Normalizing Experience: Trump and the “Us and Them” Postcolonial Complex

What happened last night is not only shocking, but it’s demoralizing. It’s making us say “I’m moving to Canada”, or “I’m not getting out of bed today”. Our instinct is to flee because nothing could be harder than dealing with the alternative. What makes this win for Trump so very unique is that it is extremely personal for much of the US. As a woman I feel personally attacked, as does the LGBTQIA community, people of color, disabled peoples, immigrants, and all other minorities. They feel like they’ve lost — not just this election, but lost a right to their inherently deserved subjectivity in this country.

All we want to do is move to another county, but we have to transcend his hate and create possibility ourselves. Here. Now.

The following excerpt is from a paper I wrote in college titled “Normalizing Experience: Minority Subjectivity & the Us and Them Postcolonial Complex”. It’s helping me position this in a way that I can try to make sense of it and postulate what we need to work on.

“There is a race against time. It is just possible that a further transformation is possible if men can come to experience themselves as “One of Us.” If, even on the basis of the crassest self-interest, we can realize that We and They must be transcended in the totality of the human race, if we in destroying them are not to destroy at all” (Laing 67).

[…] R.D. Laing uses a phenomenological and existential lens to critique the concept of “normality”, […] his theory can be beneficial in rethinking minority subjectivity. Laing’s theory of mystifying subjects and suppressing modalities of experience are the origins of society’s unrelenting tendency to view violence and subjugation as a normal necessity, using difference as means to justify itself. […] this phenomenon operates as a postcolonial complex, allowing the repressive apparatuses of functioning institutions to sustain a suppressive modality of being in the world, one that doesn’t account for the in-between, one that doesn’t account for difference.
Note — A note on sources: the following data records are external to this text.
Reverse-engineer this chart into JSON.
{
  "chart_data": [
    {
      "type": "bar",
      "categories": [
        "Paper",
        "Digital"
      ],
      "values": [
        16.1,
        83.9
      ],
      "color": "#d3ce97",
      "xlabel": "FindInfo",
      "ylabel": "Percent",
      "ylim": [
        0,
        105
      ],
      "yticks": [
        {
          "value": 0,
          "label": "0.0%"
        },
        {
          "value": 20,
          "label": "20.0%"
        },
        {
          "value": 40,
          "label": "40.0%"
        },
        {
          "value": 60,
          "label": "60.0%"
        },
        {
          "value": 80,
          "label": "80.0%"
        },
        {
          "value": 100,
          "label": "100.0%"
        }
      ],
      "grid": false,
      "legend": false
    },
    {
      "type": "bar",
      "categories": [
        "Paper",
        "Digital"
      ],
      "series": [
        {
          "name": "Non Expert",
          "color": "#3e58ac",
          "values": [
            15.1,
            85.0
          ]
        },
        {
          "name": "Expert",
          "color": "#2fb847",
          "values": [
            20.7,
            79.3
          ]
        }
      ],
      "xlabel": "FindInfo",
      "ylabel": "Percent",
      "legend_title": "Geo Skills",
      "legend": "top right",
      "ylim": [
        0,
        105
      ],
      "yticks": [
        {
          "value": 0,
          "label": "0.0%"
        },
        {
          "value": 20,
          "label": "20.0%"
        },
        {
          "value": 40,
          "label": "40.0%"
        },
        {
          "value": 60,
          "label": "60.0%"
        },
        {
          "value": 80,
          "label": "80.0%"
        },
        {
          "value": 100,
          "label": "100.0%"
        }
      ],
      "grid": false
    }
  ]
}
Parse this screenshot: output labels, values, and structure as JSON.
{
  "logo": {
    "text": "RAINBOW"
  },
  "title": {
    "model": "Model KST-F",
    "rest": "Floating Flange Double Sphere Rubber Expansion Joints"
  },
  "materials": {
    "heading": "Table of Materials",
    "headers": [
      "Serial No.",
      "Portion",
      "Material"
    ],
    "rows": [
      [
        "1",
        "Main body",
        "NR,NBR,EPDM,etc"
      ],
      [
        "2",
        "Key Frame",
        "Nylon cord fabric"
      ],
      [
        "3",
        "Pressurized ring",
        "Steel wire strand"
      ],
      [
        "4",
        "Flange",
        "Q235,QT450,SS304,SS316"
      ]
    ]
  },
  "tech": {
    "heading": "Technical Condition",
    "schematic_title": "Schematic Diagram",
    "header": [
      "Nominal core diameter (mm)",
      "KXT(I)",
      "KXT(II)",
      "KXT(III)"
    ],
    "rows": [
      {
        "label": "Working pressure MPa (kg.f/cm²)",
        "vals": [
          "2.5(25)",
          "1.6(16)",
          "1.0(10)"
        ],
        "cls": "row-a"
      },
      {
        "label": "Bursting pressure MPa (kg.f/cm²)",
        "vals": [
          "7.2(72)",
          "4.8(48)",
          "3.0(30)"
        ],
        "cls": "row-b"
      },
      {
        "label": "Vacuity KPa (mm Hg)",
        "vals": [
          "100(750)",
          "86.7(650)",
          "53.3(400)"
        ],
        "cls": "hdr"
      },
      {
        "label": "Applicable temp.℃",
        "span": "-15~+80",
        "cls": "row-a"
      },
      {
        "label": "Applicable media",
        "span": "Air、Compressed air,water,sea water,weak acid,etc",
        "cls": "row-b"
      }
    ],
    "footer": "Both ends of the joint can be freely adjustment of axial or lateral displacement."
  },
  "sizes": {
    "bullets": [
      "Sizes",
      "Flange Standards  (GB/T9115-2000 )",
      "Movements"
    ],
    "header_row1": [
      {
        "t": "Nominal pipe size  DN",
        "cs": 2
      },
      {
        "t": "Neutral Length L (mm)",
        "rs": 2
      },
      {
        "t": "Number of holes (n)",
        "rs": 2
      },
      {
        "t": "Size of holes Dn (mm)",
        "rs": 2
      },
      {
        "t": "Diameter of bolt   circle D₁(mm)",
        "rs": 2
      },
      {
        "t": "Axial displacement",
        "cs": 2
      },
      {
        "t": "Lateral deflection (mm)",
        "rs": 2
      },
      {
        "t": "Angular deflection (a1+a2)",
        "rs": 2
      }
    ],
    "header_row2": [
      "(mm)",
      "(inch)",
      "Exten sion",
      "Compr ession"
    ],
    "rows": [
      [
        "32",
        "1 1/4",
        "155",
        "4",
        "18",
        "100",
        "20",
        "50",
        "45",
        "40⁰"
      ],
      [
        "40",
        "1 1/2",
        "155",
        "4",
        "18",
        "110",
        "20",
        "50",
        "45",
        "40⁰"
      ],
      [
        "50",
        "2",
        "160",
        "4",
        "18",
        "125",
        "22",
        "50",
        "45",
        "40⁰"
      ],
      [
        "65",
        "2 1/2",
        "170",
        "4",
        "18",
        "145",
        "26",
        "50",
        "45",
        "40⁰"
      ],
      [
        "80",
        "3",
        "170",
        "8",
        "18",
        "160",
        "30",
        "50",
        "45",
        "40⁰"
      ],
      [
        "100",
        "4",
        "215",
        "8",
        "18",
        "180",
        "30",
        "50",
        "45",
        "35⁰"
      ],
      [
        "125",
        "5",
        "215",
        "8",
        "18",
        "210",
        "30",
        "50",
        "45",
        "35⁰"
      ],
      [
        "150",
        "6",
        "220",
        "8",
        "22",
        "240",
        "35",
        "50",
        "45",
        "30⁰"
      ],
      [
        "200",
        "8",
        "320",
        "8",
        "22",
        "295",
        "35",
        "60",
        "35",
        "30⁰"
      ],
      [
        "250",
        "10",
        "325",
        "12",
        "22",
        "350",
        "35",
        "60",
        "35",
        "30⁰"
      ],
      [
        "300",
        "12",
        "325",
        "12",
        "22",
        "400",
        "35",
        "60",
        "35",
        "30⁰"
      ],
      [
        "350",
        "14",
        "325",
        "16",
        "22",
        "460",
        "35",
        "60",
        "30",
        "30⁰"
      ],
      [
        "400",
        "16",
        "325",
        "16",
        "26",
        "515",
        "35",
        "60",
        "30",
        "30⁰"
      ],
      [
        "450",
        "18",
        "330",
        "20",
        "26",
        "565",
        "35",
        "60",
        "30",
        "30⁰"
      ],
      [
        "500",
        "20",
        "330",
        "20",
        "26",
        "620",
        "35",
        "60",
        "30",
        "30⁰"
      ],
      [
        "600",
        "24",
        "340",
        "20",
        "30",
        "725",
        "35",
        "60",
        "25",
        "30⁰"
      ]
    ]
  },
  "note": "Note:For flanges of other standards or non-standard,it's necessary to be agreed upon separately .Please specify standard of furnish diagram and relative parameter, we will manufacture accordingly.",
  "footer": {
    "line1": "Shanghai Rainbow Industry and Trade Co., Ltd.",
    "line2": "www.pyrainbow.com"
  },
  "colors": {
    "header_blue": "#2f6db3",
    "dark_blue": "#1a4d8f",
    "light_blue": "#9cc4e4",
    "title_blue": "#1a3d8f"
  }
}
This modality of living that Laing postulated in the 60s is the kind of platform that Trump ran on. Laing, delving into the study of experience and perception, the cruxes of social phenomenology, makes a critique of modern psychiatric care that parallels his abhorrence of the normalization of violence. Trump has built his presidential campaign on violence and alienation. Alienation has become a way of being in the world that he has categorized and normalized like modes of experience. If we mystify man by compartmentalizing certain modalities of experience as abnormal, we destroy our experience and thus ourselves.

The only way to escape this endless cycle of postcolonial conduct in the Trump era is to treat human beings as human beings and function through love rather than compartmentalizing modalities of experience as “wrong”. We have to surpass the perception of “otherness”. We have to fight hate with acceptance and equality.

Instead of immediately delving into plans to move out of the country, here are a few things to help crush the “Us and Them” Postcolonial Complex:


Practice Self Care

National Suicide Prevention Lifeline: 1–800–273–8255


  • Planned Parenthood: Give women the opportunities for proper healthcare, education, and activism.
  • The Future Project: Help the young people of America fulfill their potential.
  • RAINN: Assist the Rape, Abuse & Incest National Network in combatting sexual violence, aiding victims, and ensuring that perpetrators are caught.
  • ACLU: Uphold the individual rights and liberties guaranteed to all by the Constitution and the laws of the United States.